Efficiently compute the number of shortest path for a graph with 23000000 nodes using igraph

I am trying to compute the number of shortest path between 2 nodes which in the distance 2 of each other in a sparse graph which contains 23000000 vertices and around 9 X 23000000 edges. Right now I am using

for v,d,parent in graph.bfsiter(source.index, advanced=True):
        if (0 < d < 3):

to loop through the nodes which are within distance 2 of the source node (I need the nodes which are in distance 1 but I don't need to compute all shortest path for them).
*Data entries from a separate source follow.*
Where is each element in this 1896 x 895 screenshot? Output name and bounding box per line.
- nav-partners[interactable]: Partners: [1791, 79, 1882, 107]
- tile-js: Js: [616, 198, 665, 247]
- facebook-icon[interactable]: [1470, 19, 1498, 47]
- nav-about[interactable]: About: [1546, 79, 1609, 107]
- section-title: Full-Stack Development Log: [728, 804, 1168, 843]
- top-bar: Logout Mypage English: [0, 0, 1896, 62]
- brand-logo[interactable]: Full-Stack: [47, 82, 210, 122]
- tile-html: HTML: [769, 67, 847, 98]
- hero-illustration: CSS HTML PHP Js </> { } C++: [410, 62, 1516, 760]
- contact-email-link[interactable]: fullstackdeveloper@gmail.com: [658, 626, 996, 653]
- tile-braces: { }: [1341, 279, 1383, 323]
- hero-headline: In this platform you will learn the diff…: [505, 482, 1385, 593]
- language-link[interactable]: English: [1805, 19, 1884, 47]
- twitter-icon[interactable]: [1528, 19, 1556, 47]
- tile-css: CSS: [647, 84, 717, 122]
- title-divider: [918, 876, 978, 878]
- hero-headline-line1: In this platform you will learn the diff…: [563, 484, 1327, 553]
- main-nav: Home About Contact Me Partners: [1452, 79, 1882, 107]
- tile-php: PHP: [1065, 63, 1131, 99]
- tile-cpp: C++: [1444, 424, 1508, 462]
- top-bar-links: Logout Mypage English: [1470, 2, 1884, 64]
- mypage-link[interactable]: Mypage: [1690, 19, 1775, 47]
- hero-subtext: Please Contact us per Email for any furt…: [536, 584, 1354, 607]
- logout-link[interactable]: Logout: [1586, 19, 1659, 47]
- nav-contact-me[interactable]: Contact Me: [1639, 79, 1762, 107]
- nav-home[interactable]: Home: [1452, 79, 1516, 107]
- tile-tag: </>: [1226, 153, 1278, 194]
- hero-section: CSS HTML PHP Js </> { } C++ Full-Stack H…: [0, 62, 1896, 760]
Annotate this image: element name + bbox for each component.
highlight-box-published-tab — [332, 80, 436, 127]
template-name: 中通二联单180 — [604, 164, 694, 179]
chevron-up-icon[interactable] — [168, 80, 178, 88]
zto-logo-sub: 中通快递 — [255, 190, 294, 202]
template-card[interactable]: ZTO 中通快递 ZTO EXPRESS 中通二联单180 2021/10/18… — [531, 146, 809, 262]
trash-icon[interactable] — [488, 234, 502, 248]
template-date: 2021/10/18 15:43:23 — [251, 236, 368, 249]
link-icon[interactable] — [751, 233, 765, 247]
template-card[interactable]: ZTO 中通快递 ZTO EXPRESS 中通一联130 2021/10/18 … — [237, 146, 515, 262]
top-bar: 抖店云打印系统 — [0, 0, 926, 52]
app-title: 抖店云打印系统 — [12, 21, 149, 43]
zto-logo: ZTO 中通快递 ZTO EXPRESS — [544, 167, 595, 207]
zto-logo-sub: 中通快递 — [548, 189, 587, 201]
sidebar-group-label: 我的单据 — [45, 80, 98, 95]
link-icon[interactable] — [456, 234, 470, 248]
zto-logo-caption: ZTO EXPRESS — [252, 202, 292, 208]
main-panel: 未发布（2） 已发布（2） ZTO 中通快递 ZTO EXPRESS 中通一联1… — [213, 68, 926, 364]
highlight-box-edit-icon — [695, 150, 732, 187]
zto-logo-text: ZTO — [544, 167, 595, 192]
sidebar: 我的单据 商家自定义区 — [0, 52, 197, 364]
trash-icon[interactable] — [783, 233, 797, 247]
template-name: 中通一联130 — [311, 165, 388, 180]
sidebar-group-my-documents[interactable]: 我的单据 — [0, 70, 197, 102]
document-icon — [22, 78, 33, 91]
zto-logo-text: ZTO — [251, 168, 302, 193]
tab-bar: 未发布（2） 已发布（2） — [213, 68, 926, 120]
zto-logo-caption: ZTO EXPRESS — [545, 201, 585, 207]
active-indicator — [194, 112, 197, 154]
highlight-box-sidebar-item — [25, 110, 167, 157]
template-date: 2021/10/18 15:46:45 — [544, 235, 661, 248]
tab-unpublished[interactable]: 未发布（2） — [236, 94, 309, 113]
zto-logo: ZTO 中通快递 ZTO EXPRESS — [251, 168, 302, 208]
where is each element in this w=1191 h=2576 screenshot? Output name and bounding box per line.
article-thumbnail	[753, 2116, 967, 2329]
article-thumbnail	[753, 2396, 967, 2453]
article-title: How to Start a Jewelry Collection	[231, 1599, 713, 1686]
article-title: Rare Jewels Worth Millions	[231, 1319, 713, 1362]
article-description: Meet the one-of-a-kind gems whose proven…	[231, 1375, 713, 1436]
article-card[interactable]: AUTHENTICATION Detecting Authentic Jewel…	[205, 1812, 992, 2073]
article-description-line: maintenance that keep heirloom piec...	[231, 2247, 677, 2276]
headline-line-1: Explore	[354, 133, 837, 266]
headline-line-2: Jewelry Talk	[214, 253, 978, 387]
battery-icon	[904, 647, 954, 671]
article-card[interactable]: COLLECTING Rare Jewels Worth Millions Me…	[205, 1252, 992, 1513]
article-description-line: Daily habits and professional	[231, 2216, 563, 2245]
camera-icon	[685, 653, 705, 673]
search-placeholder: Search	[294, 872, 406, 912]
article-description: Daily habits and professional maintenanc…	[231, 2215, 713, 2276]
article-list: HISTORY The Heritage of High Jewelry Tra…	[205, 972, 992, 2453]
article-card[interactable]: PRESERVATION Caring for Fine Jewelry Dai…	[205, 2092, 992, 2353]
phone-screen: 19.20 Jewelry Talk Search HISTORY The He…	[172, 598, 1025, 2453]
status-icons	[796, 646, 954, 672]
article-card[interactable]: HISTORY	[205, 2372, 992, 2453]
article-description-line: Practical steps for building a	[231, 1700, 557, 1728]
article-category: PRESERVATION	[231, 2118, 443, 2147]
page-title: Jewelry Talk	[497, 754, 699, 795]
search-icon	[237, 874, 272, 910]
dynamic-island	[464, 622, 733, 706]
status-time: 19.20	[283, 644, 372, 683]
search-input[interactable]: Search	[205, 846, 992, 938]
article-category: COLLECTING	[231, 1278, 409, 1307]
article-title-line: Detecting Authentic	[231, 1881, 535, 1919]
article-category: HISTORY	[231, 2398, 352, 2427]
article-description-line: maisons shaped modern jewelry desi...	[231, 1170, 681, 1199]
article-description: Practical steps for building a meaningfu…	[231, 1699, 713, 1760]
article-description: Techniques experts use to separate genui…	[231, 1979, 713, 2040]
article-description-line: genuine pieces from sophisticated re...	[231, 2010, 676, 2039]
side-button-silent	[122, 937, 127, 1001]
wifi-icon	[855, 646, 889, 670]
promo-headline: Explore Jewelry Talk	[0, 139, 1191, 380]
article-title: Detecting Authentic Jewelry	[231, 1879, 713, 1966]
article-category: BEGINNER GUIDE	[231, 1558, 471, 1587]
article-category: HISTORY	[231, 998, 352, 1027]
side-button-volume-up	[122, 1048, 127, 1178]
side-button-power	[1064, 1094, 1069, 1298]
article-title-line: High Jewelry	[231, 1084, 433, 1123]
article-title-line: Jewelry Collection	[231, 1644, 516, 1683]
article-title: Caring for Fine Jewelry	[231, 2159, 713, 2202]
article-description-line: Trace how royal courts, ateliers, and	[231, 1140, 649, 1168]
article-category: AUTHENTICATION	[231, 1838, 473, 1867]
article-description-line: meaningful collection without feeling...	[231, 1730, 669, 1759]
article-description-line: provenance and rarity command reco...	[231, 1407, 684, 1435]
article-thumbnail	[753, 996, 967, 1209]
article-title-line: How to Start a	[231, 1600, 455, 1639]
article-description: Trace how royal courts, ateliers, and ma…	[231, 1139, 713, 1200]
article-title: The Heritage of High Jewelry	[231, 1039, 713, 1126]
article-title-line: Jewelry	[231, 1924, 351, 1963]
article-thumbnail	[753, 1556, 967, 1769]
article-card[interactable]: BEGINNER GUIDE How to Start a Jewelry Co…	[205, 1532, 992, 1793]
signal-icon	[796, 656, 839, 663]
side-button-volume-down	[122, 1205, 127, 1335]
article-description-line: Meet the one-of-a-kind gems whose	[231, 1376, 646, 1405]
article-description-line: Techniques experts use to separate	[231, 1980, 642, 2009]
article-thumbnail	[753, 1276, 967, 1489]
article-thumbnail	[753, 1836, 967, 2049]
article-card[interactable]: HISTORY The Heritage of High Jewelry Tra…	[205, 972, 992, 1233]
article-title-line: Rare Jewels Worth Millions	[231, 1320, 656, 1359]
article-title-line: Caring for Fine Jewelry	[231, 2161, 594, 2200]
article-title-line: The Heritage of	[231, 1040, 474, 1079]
And then I use:

len (graph.get_all_shortest_paths(source,v));

to get the number of all shortest paths from source to v (where v is the node that bfsiter gives me which has the shortest distance 2 from the source).

However this is taking too long. For example for the graph described above it takes around 1 second to compute the shortest distance for each (source,v).

I was wondering if someone could suggest a more efficient way to compute the number of all shortest paths using igraph

Upvotes: 2

Views: 1180

Answers (1)

Will Beason
Will Beason

Reputation: 3551

Here is an implementation of the answer suggested in the comments. The time consuming part of this code is the graph generation. To run on an already generated/in-memory graph takes very little time.

from igraph import *
import random

# Generate a graph
numnodes = int(1e6)
thegraph = Graph.GRG(numnodes, 0.003)

print("Graph Generated")

# Choose one node randomly and another a distance of 2 away
node1 = random.randint(0, numnodes-1)
node2 = random.sample(set(Graph.neighborhood(thegraph, node1, 2)).difference(
                      set(Graph.neighborhood(thegraph, node1, 1))),1)[0]

# Find the number of nodes in the intersection of the neighborhood
# of order 1.
result = len(set(Graph.neighbors(thegraph, node1)).intersection(
    Graph.neighbors(thegraph, node2)))

print(result)

The intersection of the two neighborhoods is the number of unique paths. A path of length 2 visits 3 nodes. Since we know the start and end point, the only one which may vary is the middle. Since the middle node must be a distance 1 from both of the endpoints, the number of unique middle points is the number of paths of length 2 between the nodes.